Give Robert Mugabe credit for chutzpah if nothing else. Zimbabwe's President-by-declaration has announced that new elections will be called if a power-sharing agreement is not reached in the next two years. This generous, indeed absurd, timetable will of course allow talks to languish and thus will keep Mugabe right where he insists that he belongs, which is at the reins of power. Despots use their power in two seemingly disparate but interconnected ways: Through the sheer rule of force, and where force will not work or is unnecessary, through what we might call controlled anarchy. Over the next two years it is pretty clear that Mugabe would use force when convenient and otherwise allow the country to fester as it suits him.
But the two-year timetable is not even where the chutzpah comes in. After years of thumbing his nose at the United Kingdom and the rest of the world, indeed of aiming his most vitriolic ire at the leaders of the UK, Mugabe has appealed to London for help in dealing with the country's cholera epidemic (which, frighteningly, has spread across the Limpopo to South Africa.) Tellingly, perhaps, Mugabe has also declared a national emergency, which will give him expanded powers.
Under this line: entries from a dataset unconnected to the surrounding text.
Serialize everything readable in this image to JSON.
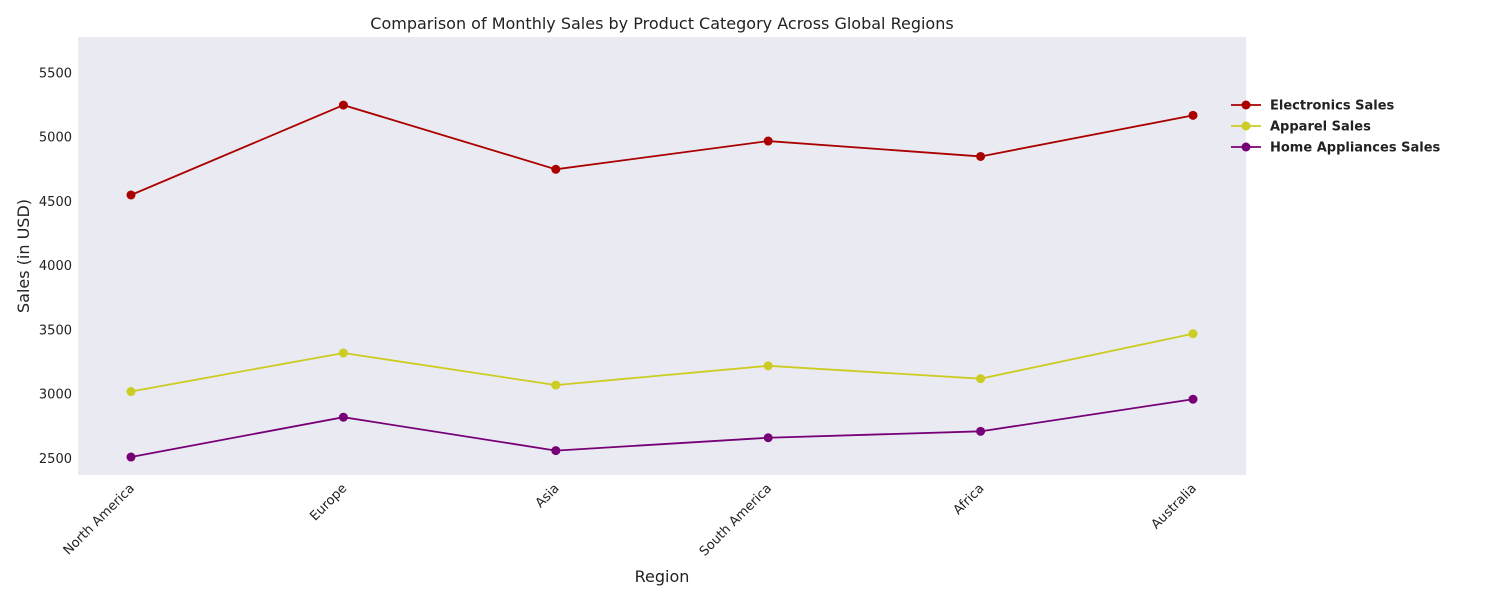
{
  "chart_data": {
    "type": "line",
    "title": "Comparison of Monthly Sales by Product Category Across Global Regions",
    "xlabel": "Region",
    "ylabel": "Sales (in USD)",
    "categories": [
      "North America",
      "Europe",
      "Asia",
      "South America",
      "Africa",
      "Australia"
    ],
    "ylim": [
      2370,
      5780
    ],
    "yticks": [
      2500,
      3000,
      3500,
      4000,
      4500,
      5000,
      5500
    ],
    "grid": false,
    "legend_position": "upper-right-outside",
    "background_color": "#eaeaf2",
    "series": [
      {
        "name": "Electronics Sales",
        "color": "#aa0000",
        "values": [
          4550,
          5250,
          4750,
          4970,
          4850,
          5170
        ]
      },
      {
        "name": "Apparel Sales",
        "color": "#cccc22",
        "values": [
          3020,
          3320,
          3070,
          3220,
          3120,
          3470
        ]
      },
      {
        "name": "Home Appliances Sales",
        "color": "#770077",
        "values": [
          2510,
          2820,
          2560,
          2660,
          2710,
          2960
        ]
      }
    ]
  }
}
Regional leaders, meanwhile, are increasingly speaking out against Mugabe. Archbishop Desmond Tutu has even broached the idea of forcibly removing Mugabe from power and trying him at the Hague for gross human rights violations, and Kenya's Prime Minister Raila Odinga has called for a regional coalition to help oust Zimbabwe's leadership. A storm appears to be brewing. Let us see if this one blows harmlessly out to sea or if it hits land with the ferocity that will be required to dislodge Mugabe from his perch.